The announcement was made by presidential spokesman Jeong Yeon-guk to reporters in Seoul on Wednesday, without specifying the date of the visit but various South Korean reports put it for either April or May.
"The President is considering a visit to Iran and we will soon disclose the dates when they are confirmed," Jeong said, according to Yonhap.
The visit would be the first ever to Iran by a South Korean president, coming on the heels of a recent lifting of sanctions on the Islamic Republic, which has unleashed a flurry of interest in business with the country.
On Saturday, Chinese President Xi Jinping visited Tehran at the head of a large political and trade delegation, marking a “new chapter in strategic economic cooperation” with the signing of 17 documents.
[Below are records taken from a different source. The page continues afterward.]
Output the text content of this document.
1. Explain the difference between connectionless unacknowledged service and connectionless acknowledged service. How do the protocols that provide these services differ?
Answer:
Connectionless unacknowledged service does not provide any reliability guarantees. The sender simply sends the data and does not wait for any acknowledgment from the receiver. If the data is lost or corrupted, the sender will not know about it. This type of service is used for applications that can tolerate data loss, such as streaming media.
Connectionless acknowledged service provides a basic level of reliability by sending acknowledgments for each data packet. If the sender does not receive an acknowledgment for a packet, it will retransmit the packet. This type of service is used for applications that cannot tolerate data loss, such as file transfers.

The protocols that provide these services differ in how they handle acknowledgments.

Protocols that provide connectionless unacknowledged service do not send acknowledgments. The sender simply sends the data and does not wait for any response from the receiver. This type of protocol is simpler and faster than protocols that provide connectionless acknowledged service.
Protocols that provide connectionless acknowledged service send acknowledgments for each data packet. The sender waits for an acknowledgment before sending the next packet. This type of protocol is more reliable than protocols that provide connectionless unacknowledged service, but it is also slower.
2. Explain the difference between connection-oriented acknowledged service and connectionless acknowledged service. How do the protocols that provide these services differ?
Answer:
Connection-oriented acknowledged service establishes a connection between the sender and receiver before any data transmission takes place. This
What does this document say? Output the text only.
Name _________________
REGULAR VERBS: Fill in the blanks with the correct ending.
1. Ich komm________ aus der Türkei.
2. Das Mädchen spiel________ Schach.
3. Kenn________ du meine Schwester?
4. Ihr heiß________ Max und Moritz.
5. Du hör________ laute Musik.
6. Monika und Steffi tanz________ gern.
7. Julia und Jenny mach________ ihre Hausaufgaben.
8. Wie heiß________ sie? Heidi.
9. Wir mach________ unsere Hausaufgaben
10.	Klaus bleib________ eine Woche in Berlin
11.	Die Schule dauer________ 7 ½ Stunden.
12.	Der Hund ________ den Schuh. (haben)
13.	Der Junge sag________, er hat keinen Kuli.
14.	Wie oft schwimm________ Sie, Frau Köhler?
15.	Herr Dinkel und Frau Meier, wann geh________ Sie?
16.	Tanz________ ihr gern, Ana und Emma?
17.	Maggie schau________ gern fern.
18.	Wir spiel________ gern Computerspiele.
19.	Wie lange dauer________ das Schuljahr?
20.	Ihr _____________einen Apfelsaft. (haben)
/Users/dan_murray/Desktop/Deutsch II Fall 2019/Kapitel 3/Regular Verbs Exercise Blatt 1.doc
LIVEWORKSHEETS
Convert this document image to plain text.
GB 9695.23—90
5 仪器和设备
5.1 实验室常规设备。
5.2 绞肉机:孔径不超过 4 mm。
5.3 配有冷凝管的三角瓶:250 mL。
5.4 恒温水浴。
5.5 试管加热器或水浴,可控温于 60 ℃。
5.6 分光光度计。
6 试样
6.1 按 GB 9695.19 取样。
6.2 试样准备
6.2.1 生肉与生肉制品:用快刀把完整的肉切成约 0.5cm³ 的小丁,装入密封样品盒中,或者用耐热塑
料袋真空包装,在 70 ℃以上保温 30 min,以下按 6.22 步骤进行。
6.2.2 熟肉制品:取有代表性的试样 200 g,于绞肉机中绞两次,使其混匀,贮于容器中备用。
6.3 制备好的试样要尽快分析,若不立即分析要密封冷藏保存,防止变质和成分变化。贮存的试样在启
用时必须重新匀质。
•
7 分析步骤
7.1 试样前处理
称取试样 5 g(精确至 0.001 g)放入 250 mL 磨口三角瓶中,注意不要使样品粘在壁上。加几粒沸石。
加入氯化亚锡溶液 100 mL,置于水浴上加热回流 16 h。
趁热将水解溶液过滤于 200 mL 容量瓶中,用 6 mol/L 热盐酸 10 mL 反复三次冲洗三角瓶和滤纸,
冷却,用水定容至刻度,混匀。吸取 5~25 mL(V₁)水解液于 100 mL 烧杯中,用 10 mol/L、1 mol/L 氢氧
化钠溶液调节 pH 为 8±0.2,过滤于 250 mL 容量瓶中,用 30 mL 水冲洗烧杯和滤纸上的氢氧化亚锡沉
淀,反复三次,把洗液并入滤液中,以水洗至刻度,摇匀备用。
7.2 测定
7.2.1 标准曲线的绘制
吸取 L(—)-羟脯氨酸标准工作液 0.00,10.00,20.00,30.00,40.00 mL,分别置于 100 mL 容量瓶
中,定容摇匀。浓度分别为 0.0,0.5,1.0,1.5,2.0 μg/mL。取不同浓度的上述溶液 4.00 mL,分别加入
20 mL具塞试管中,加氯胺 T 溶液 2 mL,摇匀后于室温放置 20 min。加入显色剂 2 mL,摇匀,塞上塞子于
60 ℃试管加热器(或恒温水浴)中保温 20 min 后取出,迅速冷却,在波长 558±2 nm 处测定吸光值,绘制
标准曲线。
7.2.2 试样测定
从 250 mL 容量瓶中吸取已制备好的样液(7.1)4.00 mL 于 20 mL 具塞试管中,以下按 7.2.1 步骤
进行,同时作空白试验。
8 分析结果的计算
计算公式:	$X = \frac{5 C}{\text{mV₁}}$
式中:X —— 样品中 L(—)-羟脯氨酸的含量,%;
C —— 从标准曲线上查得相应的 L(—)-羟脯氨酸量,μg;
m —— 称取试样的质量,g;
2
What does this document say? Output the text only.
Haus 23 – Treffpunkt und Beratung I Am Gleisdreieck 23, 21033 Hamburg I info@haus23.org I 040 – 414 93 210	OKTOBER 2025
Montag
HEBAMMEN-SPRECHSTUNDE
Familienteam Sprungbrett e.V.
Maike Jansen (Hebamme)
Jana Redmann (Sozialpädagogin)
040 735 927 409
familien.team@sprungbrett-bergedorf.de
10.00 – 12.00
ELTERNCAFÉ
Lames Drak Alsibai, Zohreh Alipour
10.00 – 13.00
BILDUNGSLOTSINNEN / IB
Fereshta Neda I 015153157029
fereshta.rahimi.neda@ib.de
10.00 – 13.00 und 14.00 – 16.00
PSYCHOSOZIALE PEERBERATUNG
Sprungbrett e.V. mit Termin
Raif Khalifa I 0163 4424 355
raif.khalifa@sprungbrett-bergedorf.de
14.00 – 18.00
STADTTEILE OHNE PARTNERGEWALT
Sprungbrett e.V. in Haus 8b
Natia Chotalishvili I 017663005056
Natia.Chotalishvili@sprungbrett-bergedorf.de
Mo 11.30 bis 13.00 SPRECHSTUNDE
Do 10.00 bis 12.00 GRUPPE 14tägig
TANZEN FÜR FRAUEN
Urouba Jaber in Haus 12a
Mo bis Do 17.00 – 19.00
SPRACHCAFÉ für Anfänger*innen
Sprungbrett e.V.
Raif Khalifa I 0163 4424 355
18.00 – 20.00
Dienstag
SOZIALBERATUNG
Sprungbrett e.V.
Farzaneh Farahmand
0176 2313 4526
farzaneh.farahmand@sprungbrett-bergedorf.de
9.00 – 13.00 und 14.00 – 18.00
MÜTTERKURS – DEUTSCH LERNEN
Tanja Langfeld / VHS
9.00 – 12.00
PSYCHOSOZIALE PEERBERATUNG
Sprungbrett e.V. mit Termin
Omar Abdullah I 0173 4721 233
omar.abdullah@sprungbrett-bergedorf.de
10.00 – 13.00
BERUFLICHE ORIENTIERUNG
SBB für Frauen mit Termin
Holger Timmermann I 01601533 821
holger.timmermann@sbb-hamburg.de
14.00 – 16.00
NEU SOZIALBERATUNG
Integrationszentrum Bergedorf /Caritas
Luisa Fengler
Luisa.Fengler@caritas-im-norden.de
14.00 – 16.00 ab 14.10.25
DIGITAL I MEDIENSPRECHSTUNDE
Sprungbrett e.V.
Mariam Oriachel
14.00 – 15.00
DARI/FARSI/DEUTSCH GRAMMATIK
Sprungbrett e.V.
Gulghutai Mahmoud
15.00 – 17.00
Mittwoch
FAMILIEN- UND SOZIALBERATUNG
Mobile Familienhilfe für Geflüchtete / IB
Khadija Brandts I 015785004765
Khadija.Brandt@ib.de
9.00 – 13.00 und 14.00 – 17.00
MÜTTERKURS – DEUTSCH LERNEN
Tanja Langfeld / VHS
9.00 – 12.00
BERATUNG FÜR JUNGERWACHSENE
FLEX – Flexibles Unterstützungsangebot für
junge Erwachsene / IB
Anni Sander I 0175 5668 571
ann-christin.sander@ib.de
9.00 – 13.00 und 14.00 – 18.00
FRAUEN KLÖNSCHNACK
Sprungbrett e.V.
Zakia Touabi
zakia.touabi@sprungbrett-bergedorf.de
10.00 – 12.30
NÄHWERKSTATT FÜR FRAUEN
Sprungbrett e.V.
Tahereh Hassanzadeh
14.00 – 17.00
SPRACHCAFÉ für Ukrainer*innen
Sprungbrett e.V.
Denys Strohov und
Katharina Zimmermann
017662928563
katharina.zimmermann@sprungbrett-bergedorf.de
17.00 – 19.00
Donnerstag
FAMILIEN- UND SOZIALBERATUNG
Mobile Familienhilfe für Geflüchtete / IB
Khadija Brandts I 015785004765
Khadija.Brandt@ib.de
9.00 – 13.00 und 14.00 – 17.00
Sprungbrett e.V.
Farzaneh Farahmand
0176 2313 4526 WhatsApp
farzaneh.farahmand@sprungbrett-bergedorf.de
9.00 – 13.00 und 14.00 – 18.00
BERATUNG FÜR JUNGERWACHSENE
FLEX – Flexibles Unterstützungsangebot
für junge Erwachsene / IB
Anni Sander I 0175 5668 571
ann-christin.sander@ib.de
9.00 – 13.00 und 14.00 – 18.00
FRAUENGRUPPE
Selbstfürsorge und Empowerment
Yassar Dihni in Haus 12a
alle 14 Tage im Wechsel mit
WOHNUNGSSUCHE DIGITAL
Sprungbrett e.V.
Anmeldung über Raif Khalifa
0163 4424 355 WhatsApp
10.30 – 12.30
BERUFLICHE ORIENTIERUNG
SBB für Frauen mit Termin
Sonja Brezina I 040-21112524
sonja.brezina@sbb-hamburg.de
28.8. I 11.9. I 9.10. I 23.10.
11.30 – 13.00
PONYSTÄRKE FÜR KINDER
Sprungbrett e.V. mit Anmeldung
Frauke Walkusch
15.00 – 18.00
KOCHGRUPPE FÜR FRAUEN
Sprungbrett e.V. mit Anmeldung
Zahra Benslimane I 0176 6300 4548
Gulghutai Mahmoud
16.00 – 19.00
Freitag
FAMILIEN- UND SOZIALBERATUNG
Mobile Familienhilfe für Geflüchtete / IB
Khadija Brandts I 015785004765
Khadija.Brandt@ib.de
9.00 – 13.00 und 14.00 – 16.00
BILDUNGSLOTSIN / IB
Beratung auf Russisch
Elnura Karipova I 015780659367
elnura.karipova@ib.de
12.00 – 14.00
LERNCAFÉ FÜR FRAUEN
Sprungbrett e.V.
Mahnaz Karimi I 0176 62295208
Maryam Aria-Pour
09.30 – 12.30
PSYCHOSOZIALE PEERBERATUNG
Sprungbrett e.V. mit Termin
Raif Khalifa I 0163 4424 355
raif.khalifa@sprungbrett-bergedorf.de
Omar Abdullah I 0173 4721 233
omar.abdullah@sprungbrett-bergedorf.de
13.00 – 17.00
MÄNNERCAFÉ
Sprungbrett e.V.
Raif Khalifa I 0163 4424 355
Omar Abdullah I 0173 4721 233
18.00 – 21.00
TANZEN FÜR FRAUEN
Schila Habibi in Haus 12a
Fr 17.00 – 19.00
Iranian President Hassan Rouhani is currently on a five-day tour of Europe, signing more than a dozen accords worth about $20 billion in Italy and looking to further deals in France on Wednesday and Thursday.
Iran is billed as the largest emerging market closed to business since the fall of the Soviet Union, with a tremendous amount of energy resources which are the world’s largest with the gas and oil reserves combined.
Yonhap described Iran as “a land of opportunity" following the lifting of sanctions and the Korea Times daily dubbed it “a promising market.”
South Korea's exports to Iran rose to $4.14 billion in 2014, up 8.3% year-on-year, according to data compiled by the state-run Korea Trade-Investment Promotion Agency.